I fondamenti dei Patti di Collaborazione
Sebastiano Nerozzi del Comitato Scientifico delle Settimane Sociali, ha aperto il webinar citando Papa Francesco: “Bisogna assumere cordialmente la dimensione locale, perché possiede qualcosa che il globale non ha: essere lievito, arricchire, avviare dispositivi di sussidiarietà”. Nerozzi ha poi richiamato alcuni passaggi dell’intervento di Filippo Pizzolato a Trieste ricordando la vitalità della democrazia locale e della “cittadinanza amministrativa” con forme di “partecipazione collaborativa, tra cittadini e istituzioni, secondo il principio di sussidiarietà orizzontale, come attesta la moltiplicazione dei regolamenti per la cura dei beni comuni”.
Gregorio Arena, fondatore di Labsus (Laboratorio per la Sussidiarietà), ha spiegato che “i patti di collaborazione rappresentano un cambio di paradigma”. “Non si tratta – ha aggiunto -di delegare responsabilità ai cittadini, ma di costruire un’alleanza fondata sull’iniziativa autonoma dei cittadini stessi”. Questo modello si distingue dalle forme tradizionali di partecipazione perché nasce dal basso e favorisce un rapporto paritario tra amministrazioni e cittadini.
Esperienze di successo nei beni pubblici e nei beni ecclesiastici
Francesca Giani, della Fondazione Humanitate ETS, ha esplorato la possibilità di estendere i patti di collaborazione ai beni ecclesiastici, non nascondendo la complessità normativa di questi beni, spesso soggetti a leggi civili e canoniche: “Gli immobili ecclesiastici devono essere destinati a finalità che rispecchino la missione della Chiesa.

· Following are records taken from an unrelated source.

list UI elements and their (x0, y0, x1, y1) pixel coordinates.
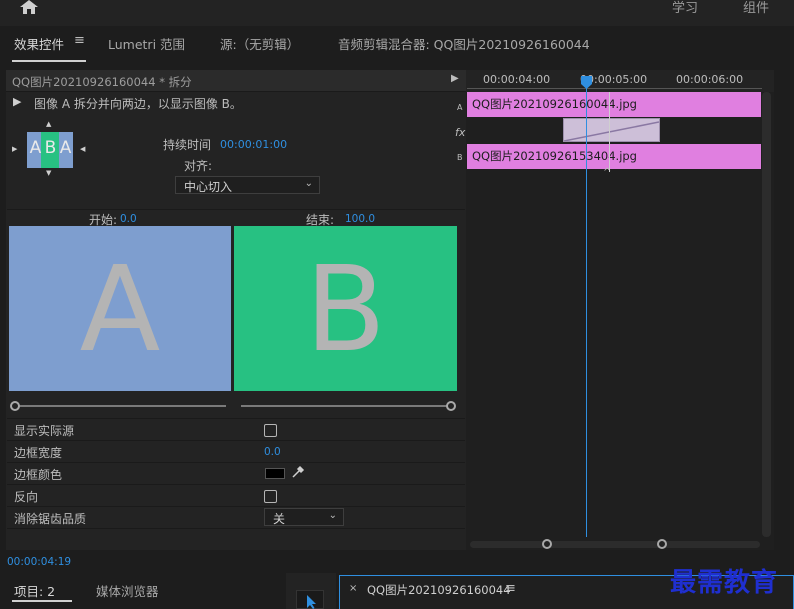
border-width-value[interactable]: 0.0 (264, 446, 281, 458)
track-a-label: A (457, 103, 463, 112)
ruler-tick-label: 00:00:04:00 (483, 73, 551, 86)
preview-letter-a: A (79, 239, 161, 378)
workspace-assembly[interactable]: 组件 (743, 0, 769, 16)
preview-start-image: A (9, 226, 231, 391)
arrow-left-icon[interactable]: ◀ (80, 145, 85, 153)
play-only-audio-icon[interactable]: ▶ (451, 73, 459, 84)
arrow-up-icon[interactable]: ▲ (46, 120, 51, 128)
playhead-line (586, 78, 587, 537)
divider (7, 506, 465, 507)
tab-media-browser[interactable]: 媒体浏览器 (96, 581, 159, 600)
zoom-handle-right[interactable] (657, 539, 667, 549)
tab-source[interactable]: 源:（无剪辑） (220, 34, 299, 53)
tab-sequence[interactable]: QQ图片20210926160044 (367, 582, 511, 598)
tab-audio-clip-mixer[interactable]: 音频剪辑混合器: QQ图片20210926160044 (338, 34, 590, 53)
active-tab-indicator (12, 60, 86, 62)
workspace-learning[interactable]: 学习 (672, 0, 698, 16)
ruler-baseline (467, 88, 762, 89)
playhead-icon[interactable] (580, 76, 593, 90)
arrow-down-icon[interactable]: ▼ (46, 169, 51, 177)
menu-icon[interactable]: ≡ (505, 581, 516, 596)
divider (7, 440, 465, 441)
align-dropdown-value: 中心切入 (184, 180, 233, 194)
tab-project[interactable]: 项目: 2 (14, 581, 55, 600)
menu-icon[interactable]: ≡ (74, 33, 85, 48)
end-value[interactable]: 100.0 (345, 213, 375, 225)
clip-b[interactable]: QQ图片20210926153404.jpg (467, 144, 761, 169)
vertical-scrollbar[interactable] (762, 92, 771, 537)
tab-lumetri-scope[interactable]: Lumetri 范围 (108, 34, 185, 53)
end-slider-knob[interactable] (446, 401, 456, 411)
duration-value[interactable]: 00:00:01:00 (220, 138, 287, 151)
border-color-label: 边框颜色 (14, 468, 63, 482)
caret-up-icon: ^ (603, 167, 612, 178)
divider (7, 528, 465, 529)
preview-end-image: B (234, 226, 457, 391)
reverse-checkbox[interactable] (264, 490, 277, 503)
transition-timeline (466, 70, 774, 550)
divider (7, 462, 465, 463)
duration-label: 持续时间 (163, 138, 212, 152)
eyedropper-icon[interactable] (291, 465, 305, 479)
tab-effect-controls[interactable]: 效果控件 (14, 34, 64, 53)
horizontal-scrollbar[interactable] (470, 541, 760, 548)
start-slider-knob[interactable] (10, 401, 20, 411)
home-icon[interactable] (20, 0, 38, 14)
antialias-dropdown[interactable]: 关 ⌄ (264, 508, 344, 526)
end-slider-track[interactable] (241, 405, 449, 407)
transition-end-marker (609, 92, 610, 172)
transition-thumbnail: A B A (27, 132, 73, 168)
divider (7, 484, 465, 485)
preview-letter-b: B (305, 239, 386, 378)
divider (7, 209, 465, 210)
watermark-logo: 最需教育 (670, 568, 779, 598)
thumbnail-letters: A B A (29, 138, 72, 158)
play-transition-icon[interactable]: ▶ (13, 95, 21, 108)
border-color-swatch[interactable] (265, 468, 285, 479)
clip-a[interactable]: QQ图片20210926160044.jpg (467, 92, 761, 117)
chevron-down-icon: ⌄ (328, 510, 337, 521)
antialias-dropdown-value: 关 (273, 512, 286, 526)
align-dropdown[interactable]: 中心切入 ⌄ (175, 176, 320, 194)
track-b-label: B (457, 153, 463, 162)
divider (7, 418, 465, 419)
ruler-tick-label: 00:00:06:00 (676, 73, 744, 86)
border-width-label: 边框宽度 (14, 446, 63, 460)
chevron-down-icon: ⌄ (304, 178, 313, 189)
arrow-right-icon[interactable]: ▶ (12, 145, 17, 153)
current-time[interactable]: 00:00:04:19 (7, 556, 71, 568)
reverse-label: 反向 (14, 490, 39, 504)
sequence-title: QQ图片20210926160044 * 拆分 (12, 75, 192, 89)
fx-icon: fx (455, 126, 466, 139)
close-icon[interactable]: × (349, 583, 357, 594)
start-value[interactable]: 0.0 (120, 213, 137, 225)
show-actual-source-label: 显示实际源 (14, 424, 75, 438)
antialias-label: 消除锯齿品质 (14, 512, 87, 526)
start-slider-track[interactable] (16, 405, 226, 407)
selection-tool[interactable] (296, 590, 324, 609)
show-actual-source-checkbox[interactable] (264, 424, 277, 437)
effect-description: 图像 A 拆分并向两边，以显示图像 B。 (34, 97, 242, 111)
zoom-handle-left[interactable] (542, 539, 552, 549)
workspace-bar: 学习 组件 (0, 0, 794, 26)
active-tab-indicator (12, 600, 72, 602)
transition-block[interactable] (563, 118, 660, 142)
align-label: 对齐: (184, 159, 213, 173)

Questo comporta sfide legate al loro utilizzo sociale”. Nonostante le difficoltà, Giani ha evidenziato come i patti possano, a certe condizioni, rappresentare una soluzione per dare nuova vita a beni che rischiano di restare inutilizzati.
Giovanni Spinozzi, della Pastorale Sociale e del Lavoro di Senigallia, ha raccontato l’esperienza del parco cittadino rigenerato grazie a un processo partecipativo. “Abbiamo coinvolto cittadini, associazioni e scuole, raccogliendo oltre 180 proposte. Da questo processo è nato un progetto che ha ridato vita al parco, trasformandolo in un luogo di aggregazione e educazione ambientale”. I Patti, insomma, possono trasformare spazi abbandonati in beni comuni vivi e partecipati.
Sfide e prospettive per i Patti di Collaborazione
Nonostante i successi, permangono sfide legate alla burocrazia e alla resistenza al cambiamento. Arena ha evidenziato: “I funzionari pubblici spesso temono la novità. Ma i risultati dimostrano che i patti non solo funzionano, ma migliorano la qualità della vita comunitaria”. Per superare queste barriere, è essenziale un lavoro di formazione e sensibilizzazione, sia per i cittadini che per le amministrazioni.
Un altro aspetto cruciale riguarda i beni ecclesiastici. Giani ha proposto un approccio innovativo: “Bisogna attivare processi che superino la parcellizzazione della proprietà e semplifichino le normative, rendendo più agevole il riuso sociale di questi beni”.
I patti di collaborazione non sono solo strumenti di gestione, ma veri e propri incubatori di cittadinanza attiva. Arena ha concluso il suo intervento con una riflessione ispiratrice: “I patti danno speranza, fanno sentire i cittadini protagonisti, meno isolati e utili per gli altri. Al cuore della partecipazione c’è la speranza: senza di essa, non c’è democrazia”.